Monday 8th February 2016
When we got up this morning, we discovered we might have a problem when it was time to leave. Somebody had parked their car on our site, nose to nose with our camper van. We couldn’t believe anyone could be so stupid, or thoughtless, to completely block us in. Steve found a staff member and explained the situation. She got on her radio to the office, and the Boss came down to take a look. He said he’d never seen this before, and went off to find the owner. He came back scratching his head. No luck. The driver’s door was unlocked, but he couldn’t take the handbrake off to try pushing it out of the way. Only one thing for it – set off the alarm. Within a minute the owner appeared, apparently unaware that he had caused any problem, and moved it. No apology.
Er, this is not a car park, it is our site!
Anyway, our exit now clear, we got back on the road for the drive south. With only two days left till the camper van had to be returned to Hobart, we had a fair few miles to cover. We did try to extend the hire, but unfortunately the van is fully booked and therefore must be back on Wednesday. Nor is there anything else available. We’re definitely not ready to leave Tassie yet though, so have booked a car which we will pick up at the same time as dropping off the van.
As we drove along the mountain road, we saw more of the dead trees we had noticed on the way in. We thought perhaps some disease had killed them, but one of the rangers had explained that glacial action had resulted in the area having a thin layer of soil which could not support the trees beyond a certain size. So these trees had died a natural death, and they apparently take eighty years to fall down and rot away.
Sad to see so many trees dying or dead.
We actually headed west from Cradle Mountain before picking up the A5 Highlands Lakes Road south towards Great Lake. We planned to explore the west coast in the car later, so we chose a route south that would take us through the centre of the island rather down the west coast, in order to see as much of it as we could. The A5 cuts through the Central Highland Lakes area, and we were happy to find one of Tassie’s 60 Great Short Walks along the way at Pine Lake.

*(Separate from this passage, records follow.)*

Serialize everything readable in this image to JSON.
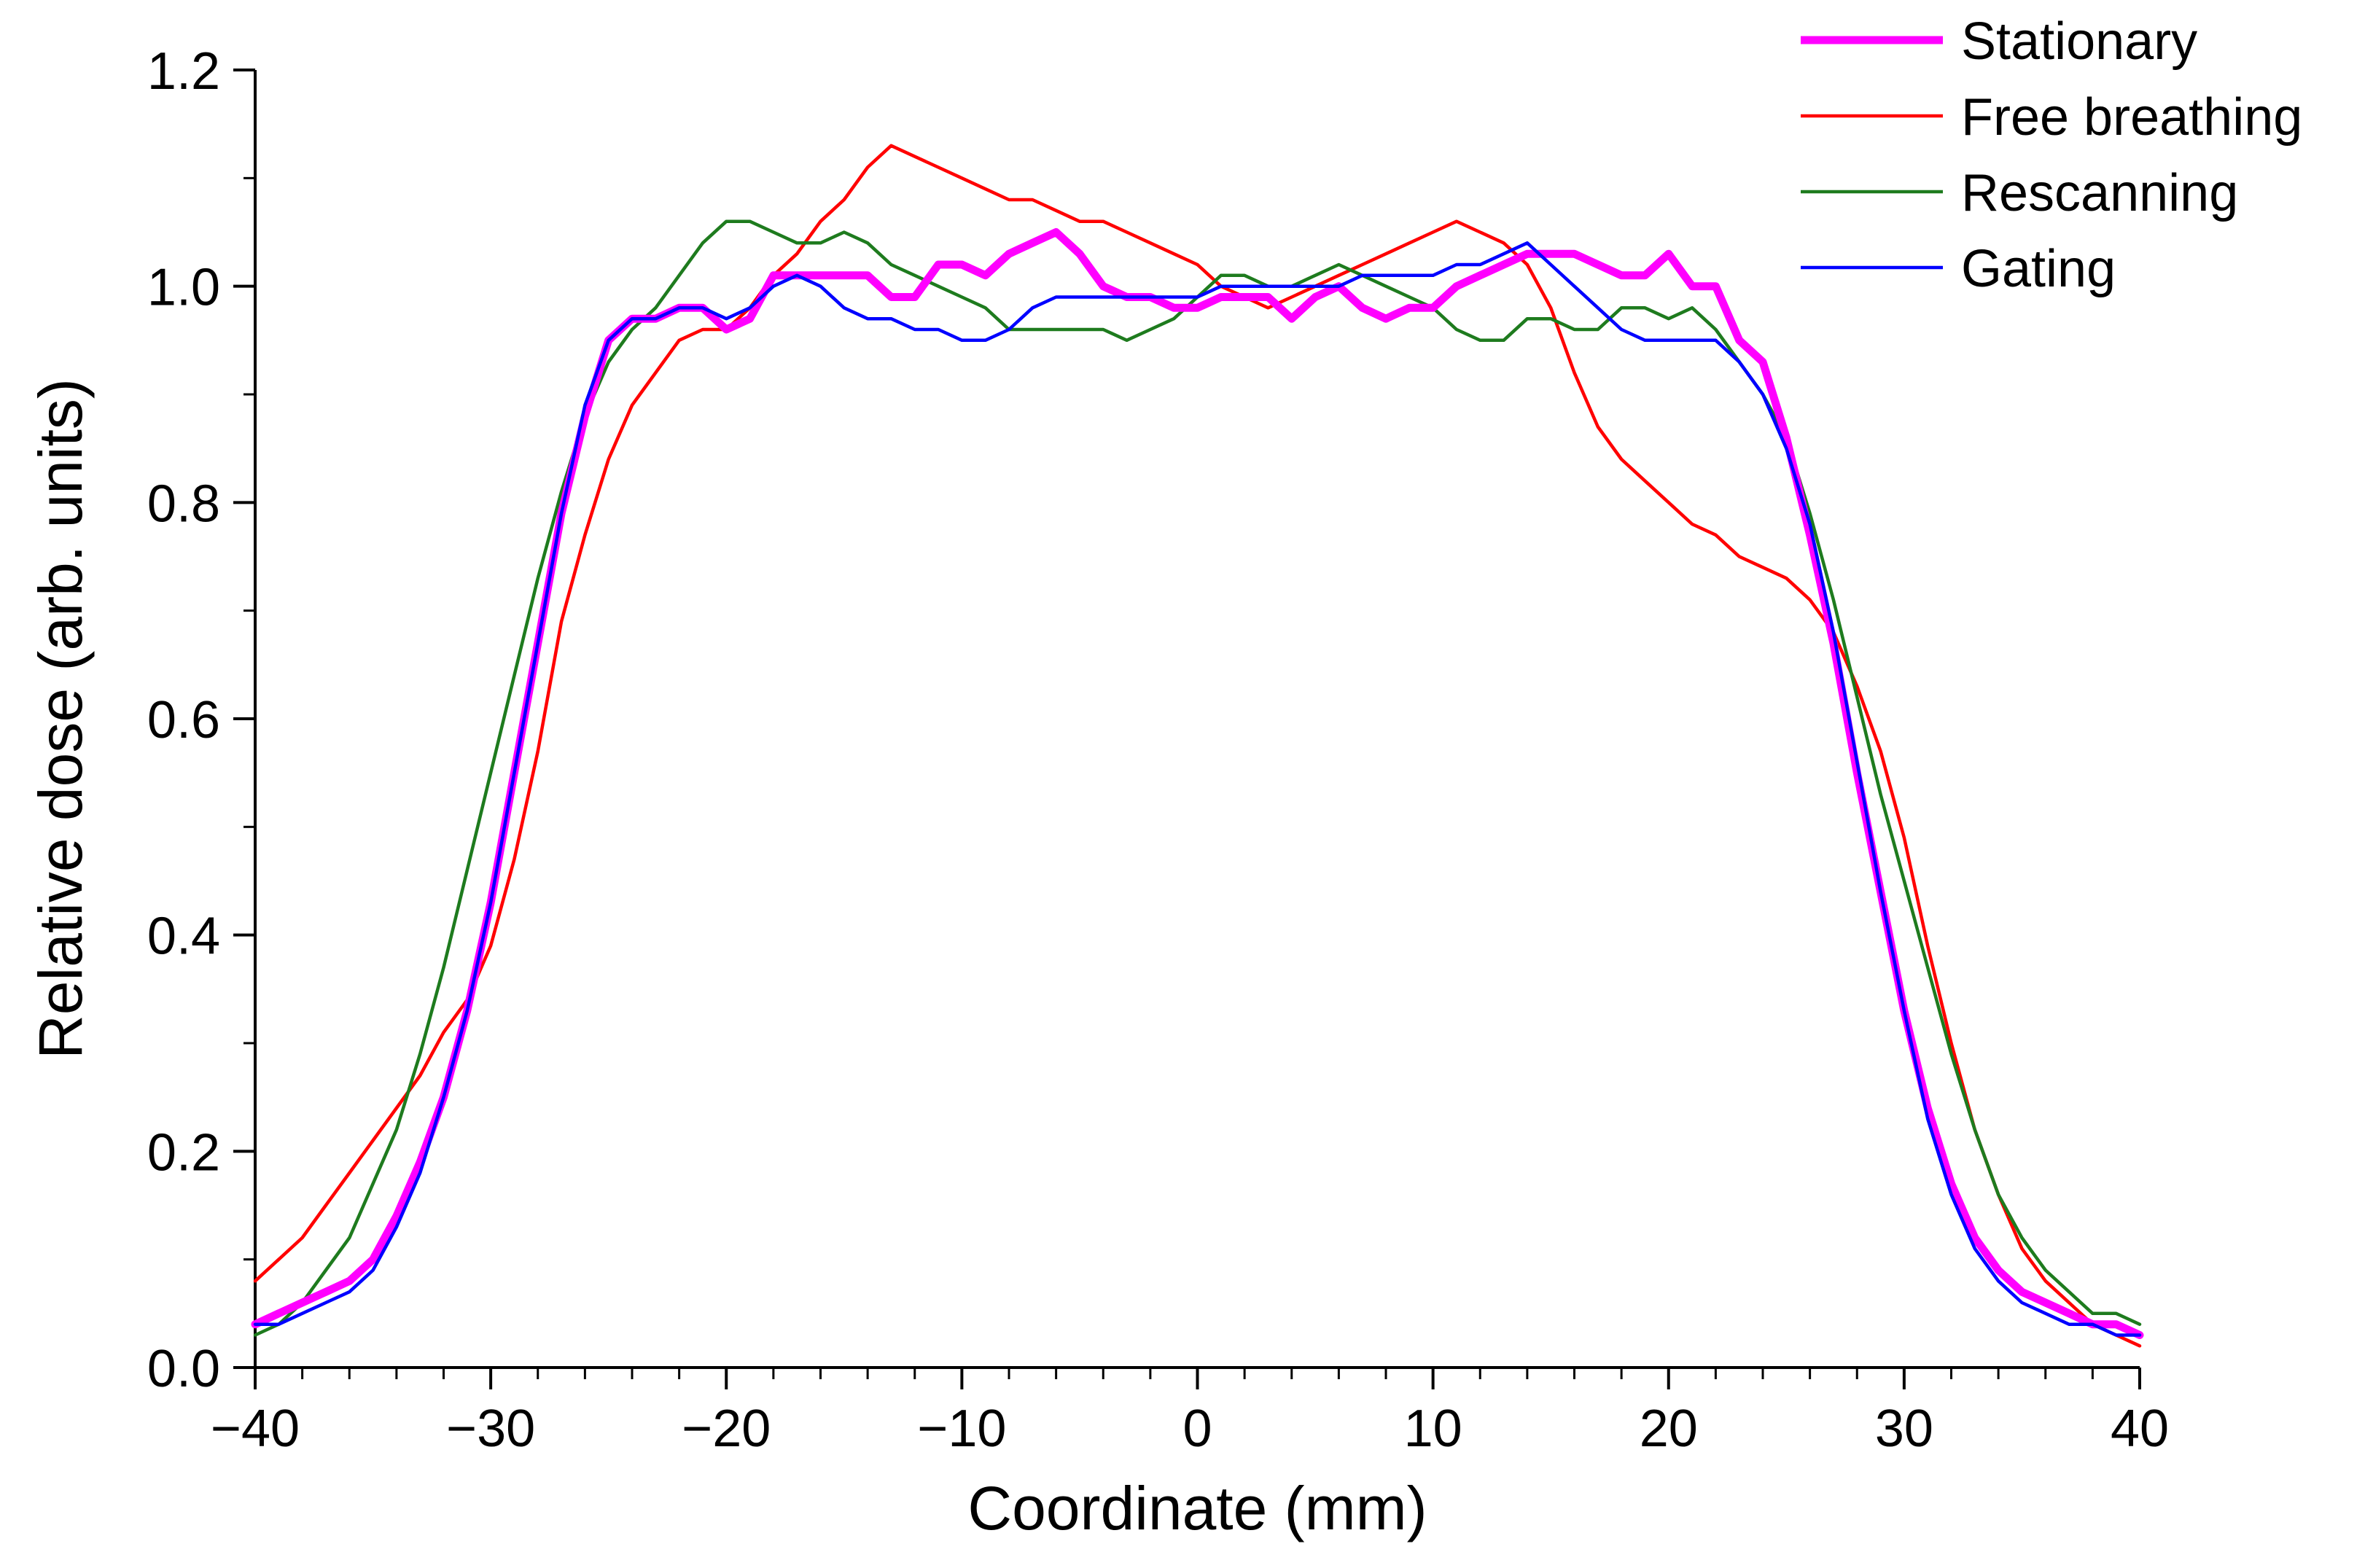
{
  "chart_data": {
    "type": "line",
    "title": "",
    "xlabel": "Coordinate (mm)",
    "ylabel": "Relative dose (arb. units)",
    "xlim": [
      -40,
      40
    ],
    "ylim": [
      0,
      1.2
    ],
    "x_ticks": [
      -40,
      -30,
      -20,
      -10,
      0,
      10,
      20,
      30,
      40
    ],
    "x_tick_labels": [
      "−40",
      "−30",
      "−20",
      "−10",
      "0",
      "10",
      "20",
      "30",
      "40"
    ],
    "y_ticks": [
      0,
      0.2,
      0.4,
      0.6,
      0.8,
      1.0,
      1.2
    ],
    "y_tick_labels": [
      "0.0",
      "0.2",
      "0.4",
      "0.6",
      "0.8",
      "1.0",
      "1.2"
    ],
    "grid": false,
    "legend_position": "top-right",
    "x": [
      -40,
      -39,
      -38,
      -37,
      -36,
      -35,
      -34,
      -33,
      -32,
      -31,
      -30,
      -29,
      -28,
      -27,
      -26,
      -25,
      -24,
      -23,
      -22,
      -21,
      -20,
      -19,
      -18,
      -17,
      -16,
      -15,
      -14,
      -13,
      -12,
      -11,
      -10,
      -9,
      -8,
      -7,
      -6,
      -5,
      -4,
      -3,
      -2,
      -1,
      0,
      1,
      2,
      3,
      4,
      5,
      6,
      7,
      8,
      9,
      10,
      11,
      12,
      13,
      14,
      15,
      16,
      17,
      18,
      19,
      20,
      21,
      22,
      23,
      24,
      25,
      26,
      27,
      28,
      29,
      30,
      31,
      32,
      33,
      34,
      35,
      36,
      37,
      38,
      39,
      40
    ],
    "series": [
      {
        "name": "Stationary",
        "color": "#ff00ff",
        "values": [
          0.04,
          0.05,
          0.06,
          0.07,
          0.08,
          0.1,
          0.14,
          0.19,
          0.25,
          0.33,
          0.43,
          0.55,
          0.67,
          0.79,
          0.88,
          0.95,
          0.97,
          0.97,
          0.98,
          0.98,
          0.96,
          0.97,
          1.01,
          1.01,
          1.01,
          1.01,
          1.01,
          0.99,
          0.99,
          1.02,
          1.02,
          1.01,
          1.03,
          1.04,
          1.05,
          1.03,
          1.0,
          0.99,
          0.99,
          0.98,
          0.98,
          0.99,
          0.99,
          0.99,
          0.97,
          0.99,
          1.0,
          0.98,
          0.97,
          0.98,
          0.98,
          1.0,
          1.01,
          1.02,
          1.03,
          1.03,
          1.03,
          1.02,
          1.01,
          1.01,
          1.03,
          1.0,
          1.0,
          0.95,
          0.93,
          0.86,
          0.77,
          0.67,
          0.55,
          0.44,
          0.33,
          0.24,
          0.17,
          0.12,
          0.09,
          0.07,
          0.06,
          0.05,
          0.04,
          0.04,
          0.03
        ]
      },
      {
        "name": "Free breathing",
        "color": "#ff0000",
        "values": [
          0.08,
          0.1,
          0.12,
          0.15,
          0.18,
          0.21,
          0.24,
          0.27,
          0.31,
          0.34,
          0.39,
          0.47,
          0.57,
          0.69,
          0.77,
          0.84,
          0.89,
          0.92,
          0.95,
          0.96,
          0.96,
          0.98,
          1.01,
          1.03,
          1.06,
          1.08,
          1.11,
          1.13,
          1.12,
          1.11,
          1.1,
          1.09,
          1.08,
          1.08,
          1.07,
          1.06,
          1.06,
          1.05,
          1.04,
          1.03,
          1.02,
          1.0,
          0.99,
          0.98,
          0.99,
          1.0,
          1.01,
          1.02,
          1.03,
          1.04,
          1.05,
          1.06,
          1.05,
          1.04,
          1.02,
          0.98,
          0.92,
          0.87,
          0.84,
          0.82,
          0.8,
          0.78,
          0.77,
          0.75,
          0.74,
          0.73,
          0.71,
          0.68,
          0.63,
          0.57,
          0.49,
          0.39,
          0.3,
          0.22,
          0.16,
          0.11,
          0.08,
          0.06,
          0.04,
          0.03,
          0.02
        ]
      },
      {
        "name": "Rescanning",
        "color": "#1e7b1e",
        "values": [
          0.03,
          0.04,
          0.06,
          0.09,
          0.12,
          0.17,
          0.22,
          0.29,
          0.37,
          0.46,
          0.55,
          0.64,
          0.73,
          0.81,
          0.88,
          0.93,
          0.96,
          0.98,
          1.01,
          1.04,
          1.06,
          1.06,
          1.05,
          1.04,
          1.04,
          1.05,
          1.04,
          1.02,
          1.01,
          1.0,
          0.99,
          0.98,
          0.96,
          0.96,
          0.96,
          0.96,
          0.96,
          0.95,
          0.96,
          0.97,
          0.99,
          1.01,
          1.01,
          1.0,
          1.0,
          1.01,
          1.02,
          1.01,
          1.0,
          0.99,
          0.98,
          0.96,
          0.95,
          0.95,
          0.97,
          0.97,
          0.96,
          0.96,
          0.98,
          0.98,
          0.97,
          0.98,
          0.96,
          0.93,
          0.9,
          0.86,
          0.79,
          0.71,
          0.62,
          0.53,
          0.45,
          0.37,
          0.29,
          0.22,
          0.16,
          0.12,
          0.09,
          0.07,
          0.05,
          0.05,
          0.04
        ]
      },
      {
        "name": "Gating",
        "color": "#0000ff",
        "values": [
          0.04,
          0.04,
          0.05,
          0.06,
          0.07,
          0.09,
          0.13,
          0.18,
          0.25,
          0.33,
          0.43,
          0.55,
          0.67,
          0.79,
          0.89,
          0.95,
          0.97,
          0.97,
          0.98,
          0.98,
          0.97,
          0.98,
          1.0,
          1.01,
          1.0,
          0.98,
          0.97,
          0.97,
          0.96,
          0.96,
          0.95,
          0.95,
          0.96,
          0.98,
          0.99,
          0.99,
          0.99,
          0.99,
          0.99,
          0.99,
          0.99,
          1.0,
          1.0,
          1.0,
          1.0,
          1.0,
          1.0,
          1.01,
          1.01,
          1.01,
          1.01,
          1.02,
          1.02,
          1.03,
          1.04,
          1.02,
          1.0,
          0.98,
          0.96,
          0.95,
          0.95,
          0.95,
          0.95,
          0.93,
          0.9,
          0.85,
          0.78,
          0.68,
          0.56,
          0.44,
          0.33,
          0.23,
          0.16,
          0.11,
          0.08,
          0.06,
          0.05,
          0.04,
          0.04,
          0.03,
          0.03
        ]
      }
    ]
  }
}
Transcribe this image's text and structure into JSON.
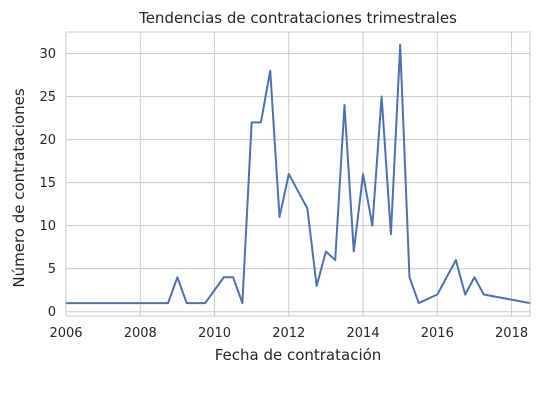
{
  "chart_data": {
    "type": "line",
    "title": "Tendencias de contrataciones trimestrales",
    "xlabel": "Fecha de contratación",
    "ylabel": "Número de contrataciones",
    "xlim": [
      "2006-01-01",
      "2018-06-30"
    ],
    "ylim": [
      -0.5,
      32.5
    ],
    "x_ticks": [
      "2006",
      "2008",
      "2010",
      "2012",
      "2014",
      "2016",
      "2018"
    ],
    "y_ticks": [
      0,
      5,
      10,
      15,
      20,
      25,
      30
    ],
    "grid": true,
    "legend": "none",
    "colors": {
      "line": "#4c72b0",
      "grid": "#cccccc",
      "text": "#262626"
    },
    "series": [
      {
        "x": [
          "2006-01-01",
          "2008-10-01",
          "2009-01-01",
          "2009-04-01",
          "2009-10-01",
          "2010-04-01",
          "2010-07-01",
          "2010-10-01",
          "2011-01-01",
          "2011-04-01",
          "2011-07-01",
          "2011-10-01",
          "2012-01-01",
          "2012-07-01",
          "2012-10-01",
          "2013-01-01",
          "2013-04-01",
          "2013-07-01",
          "2013-10-01",
          "2014-01-01",
          "2014-04-01",
          "2014-07-01",
          "2014-10-01",
          "2015-01-01",
          "2015-04-01",
          "2015-07-01",
          "2016-01-01",
          "2016-07-01",
          "2016-10-01",
          "2017-01-01",
          "2017-04-01",
          "2018-07-01"
        ],
        "values": [
          1,
          1,
          4,
          1,
          1,
          4,
          4,
          1,
          22,
          22,
          28,
          11,
          16,
          12,
          3,
          7,
          6,
          24,
          7,
          16,
          10,
          25,
          9,
          31,
          4,
          1,
          2,
          6,
          2,
          4,
          2,
          1
        ]
      }
    ]
  }
}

An easy walk to Pine Lake along a boardwalk. The sign tells us that the pencil pine is one of Tasmania’s rarest trees.
Interesting shapes made by dead or almost dead trees.
Pencil pines line the edge of the lake.
Boulder streams form when water in cracks in rocks freezes and pieces break off, then make their way downhill.
An impressive boulder stream.
The boardwalk protects the plants below. One last look at Pine Lake before setting off again.
Back at the van after an enjoyable stroll in the sunshine, we continued the journey south. We hadn’t organised an overnight stop yet, so were glad to come upon an information board listing camping sites in the area. It was by now getting on for 4 p.m. so we decided to try the Great Lakes Hotel caravan park on the southern edge of Great Lake at Miena. Our map showed it to be about 30 kms away, so less than half an hour. Except that we didn’t allow for the fact that, although this is an ‘A’ class main road, for two-thirds of the stretch from here to Miena it is unsealed. The fact that it is shown yellow on the map is a bit of a give-away, and we did notice it, but thought it couldn’t be so on a main route such as this. Wrong. It can and it was.
The Aussies are very good at providing helpful information boards, showing where you are (in case you don’t know!) and nearby facilities.
So it was rather slow going and noisy for much of the drive, and a relief when we got back onto the tarred road at Miena. Except now we seemed to have passed right through Miena and not seen a campsite along the way. Steve did one of his excellent U-turns and as we picked up a cellphone signal in the town we looked up the campsite on Google maps. Sure enough we had sailed past it way before we even reached the town, so off we went back in the direction we had come. With Google satnav we found the hotel which had a huge gravel car park behind, and over on the side of this next to some motel buildings were six powered campervan sites, only one of which was taken. Not the most appealing of places to stop, but once in our slot our back windows looked out over bush, we had use of the motel showers and loos, power, and a pub just two minutes walk away. Not all bad then.
Once settled, we wandered over to the pub for a drink and a look at their menu. It had lovely views from the veranda over Great Lake, and the interior of the pub made it obvious that this was a haunt of people who came to fish or boat, or both, on the lake. We decided to stay for a fish supper, which was very good, and then went for a short stroll before heading back to the van to make plans for tomorrow.
Looking over the lake from the front of Great Lake Hotel.